Republican state officials working to pass a voter photo ID law in 2011 knew that more than 500,000 of the state’s registered voters did not have the credentials needed to cast ballots under the new requirement. But they did not share that information with lawmakers rushing to pass the legislation. Now that the bill is law, in-person voters must present one of seven specified forms of photo identification in order to have their votes counted. A federal judge in Corpus Christi has found the law unconstitutional, but the U.S. Supreme Court has ruled that the state can leave it in place for the November election while appeals proceed. The details about the number of voters affected emerged during the challenge to the law, and were included in the findings of U.S. District Judge Nelva Gonzales Ramos. During the 2011 legislative struggle to pass the voter ID law, she wrote, Republican lawmakers asked the Texas secretary of state, who runs elections, and the Texas Department of Public Safety, which maintains driver’s license information, for the number of registered voters who did not have state-issued photo identification. The answer: at least a half-million.

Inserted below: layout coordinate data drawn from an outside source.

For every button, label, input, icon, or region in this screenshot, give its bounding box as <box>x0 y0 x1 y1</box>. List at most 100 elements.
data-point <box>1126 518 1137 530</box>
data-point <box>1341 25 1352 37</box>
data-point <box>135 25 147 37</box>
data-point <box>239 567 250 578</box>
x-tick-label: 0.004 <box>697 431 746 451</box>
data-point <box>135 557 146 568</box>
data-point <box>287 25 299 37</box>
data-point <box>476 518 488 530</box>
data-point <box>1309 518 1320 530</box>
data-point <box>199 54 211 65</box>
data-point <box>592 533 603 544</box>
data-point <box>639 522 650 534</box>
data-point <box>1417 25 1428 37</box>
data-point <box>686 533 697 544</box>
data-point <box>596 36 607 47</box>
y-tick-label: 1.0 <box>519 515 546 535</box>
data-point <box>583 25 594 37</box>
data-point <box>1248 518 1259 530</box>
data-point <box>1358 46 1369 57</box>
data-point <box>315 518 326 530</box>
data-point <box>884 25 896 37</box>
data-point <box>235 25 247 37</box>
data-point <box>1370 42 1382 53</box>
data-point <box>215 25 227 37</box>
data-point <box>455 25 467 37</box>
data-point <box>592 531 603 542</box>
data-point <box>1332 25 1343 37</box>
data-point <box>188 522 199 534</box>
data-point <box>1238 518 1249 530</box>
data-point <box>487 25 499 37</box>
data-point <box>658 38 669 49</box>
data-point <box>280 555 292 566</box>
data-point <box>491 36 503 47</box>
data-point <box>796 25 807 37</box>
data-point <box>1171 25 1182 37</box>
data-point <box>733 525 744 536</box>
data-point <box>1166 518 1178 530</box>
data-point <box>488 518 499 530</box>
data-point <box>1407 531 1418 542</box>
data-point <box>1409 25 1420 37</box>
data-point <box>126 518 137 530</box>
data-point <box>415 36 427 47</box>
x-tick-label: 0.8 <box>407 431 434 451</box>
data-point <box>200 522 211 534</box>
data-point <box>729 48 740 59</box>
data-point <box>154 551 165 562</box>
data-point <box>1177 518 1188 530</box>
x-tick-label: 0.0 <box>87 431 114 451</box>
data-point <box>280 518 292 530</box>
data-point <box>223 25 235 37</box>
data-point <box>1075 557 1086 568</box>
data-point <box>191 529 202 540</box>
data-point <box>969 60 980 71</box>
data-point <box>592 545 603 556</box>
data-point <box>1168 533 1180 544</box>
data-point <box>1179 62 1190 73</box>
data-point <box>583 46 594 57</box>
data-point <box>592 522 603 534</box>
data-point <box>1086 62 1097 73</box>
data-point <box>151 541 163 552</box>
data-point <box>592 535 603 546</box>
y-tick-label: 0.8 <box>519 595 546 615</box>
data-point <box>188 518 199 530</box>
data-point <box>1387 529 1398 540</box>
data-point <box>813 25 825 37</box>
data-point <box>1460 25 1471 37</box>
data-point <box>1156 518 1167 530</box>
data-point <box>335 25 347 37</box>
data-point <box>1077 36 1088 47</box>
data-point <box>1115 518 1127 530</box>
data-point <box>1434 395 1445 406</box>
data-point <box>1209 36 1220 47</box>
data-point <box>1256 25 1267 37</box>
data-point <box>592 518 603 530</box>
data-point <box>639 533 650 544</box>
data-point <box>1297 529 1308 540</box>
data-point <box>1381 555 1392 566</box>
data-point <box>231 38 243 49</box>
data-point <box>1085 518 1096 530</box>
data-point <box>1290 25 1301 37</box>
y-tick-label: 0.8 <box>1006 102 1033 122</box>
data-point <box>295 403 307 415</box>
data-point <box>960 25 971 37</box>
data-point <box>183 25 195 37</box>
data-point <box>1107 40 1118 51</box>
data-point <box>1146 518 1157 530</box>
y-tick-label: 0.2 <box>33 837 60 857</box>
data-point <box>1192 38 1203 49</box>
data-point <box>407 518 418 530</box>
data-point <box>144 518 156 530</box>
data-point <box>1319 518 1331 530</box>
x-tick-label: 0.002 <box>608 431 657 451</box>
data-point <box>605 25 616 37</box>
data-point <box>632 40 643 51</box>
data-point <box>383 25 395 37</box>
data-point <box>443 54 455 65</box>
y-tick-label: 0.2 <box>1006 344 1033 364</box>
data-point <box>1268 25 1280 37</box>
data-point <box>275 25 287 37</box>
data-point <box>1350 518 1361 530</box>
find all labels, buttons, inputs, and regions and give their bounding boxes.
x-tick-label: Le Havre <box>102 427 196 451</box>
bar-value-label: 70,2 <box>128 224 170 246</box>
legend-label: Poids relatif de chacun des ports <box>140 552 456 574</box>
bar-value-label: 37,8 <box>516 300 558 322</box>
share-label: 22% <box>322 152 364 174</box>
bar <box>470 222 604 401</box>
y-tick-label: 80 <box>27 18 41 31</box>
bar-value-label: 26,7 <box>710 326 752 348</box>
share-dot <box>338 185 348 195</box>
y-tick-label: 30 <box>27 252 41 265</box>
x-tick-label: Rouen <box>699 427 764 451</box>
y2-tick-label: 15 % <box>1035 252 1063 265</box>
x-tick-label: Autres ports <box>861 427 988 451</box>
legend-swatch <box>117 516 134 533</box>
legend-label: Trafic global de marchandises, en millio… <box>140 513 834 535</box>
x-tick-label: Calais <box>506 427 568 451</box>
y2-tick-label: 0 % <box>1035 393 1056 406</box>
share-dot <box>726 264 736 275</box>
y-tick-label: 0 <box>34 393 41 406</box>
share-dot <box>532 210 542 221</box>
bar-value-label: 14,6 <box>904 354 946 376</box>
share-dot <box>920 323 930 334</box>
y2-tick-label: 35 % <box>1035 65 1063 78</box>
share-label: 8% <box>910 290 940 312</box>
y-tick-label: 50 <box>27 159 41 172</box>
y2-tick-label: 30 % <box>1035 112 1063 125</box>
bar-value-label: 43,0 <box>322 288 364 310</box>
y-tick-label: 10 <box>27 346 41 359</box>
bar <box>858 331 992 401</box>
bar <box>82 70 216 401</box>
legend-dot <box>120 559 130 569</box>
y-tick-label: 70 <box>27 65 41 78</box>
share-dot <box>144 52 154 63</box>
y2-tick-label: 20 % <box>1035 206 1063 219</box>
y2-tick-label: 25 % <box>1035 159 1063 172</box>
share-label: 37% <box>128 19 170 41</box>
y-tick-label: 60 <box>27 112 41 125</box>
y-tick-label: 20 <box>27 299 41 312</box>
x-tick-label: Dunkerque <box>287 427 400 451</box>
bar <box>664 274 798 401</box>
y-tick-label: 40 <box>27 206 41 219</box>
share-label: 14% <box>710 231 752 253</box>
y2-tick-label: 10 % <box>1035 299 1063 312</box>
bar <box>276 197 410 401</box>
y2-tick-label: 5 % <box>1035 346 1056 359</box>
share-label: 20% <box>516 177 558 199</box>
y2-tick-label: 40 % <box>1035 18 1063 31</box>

There was evidence, the judge wrote, that Sen. Tommy Williams asked the Texas Department of Public Safety to compare its ID databases with the list of registered voters to find out how many people would not have the most common of the photo IDs required by the law. No match was done to see how many people did not have other acceptable IDs. “That database match was performed by the SOS, but the results showing 504,000 to 844,000 voters being without Texas photo ID were not released to the Legislature.”
Gonzales Ramos sourced that finding in a footnote, noting that in a deposition, Williams, a Republican from The Woodlands who has since left the state Senate, said he requested that information and then did not share it with fellow lawmakers.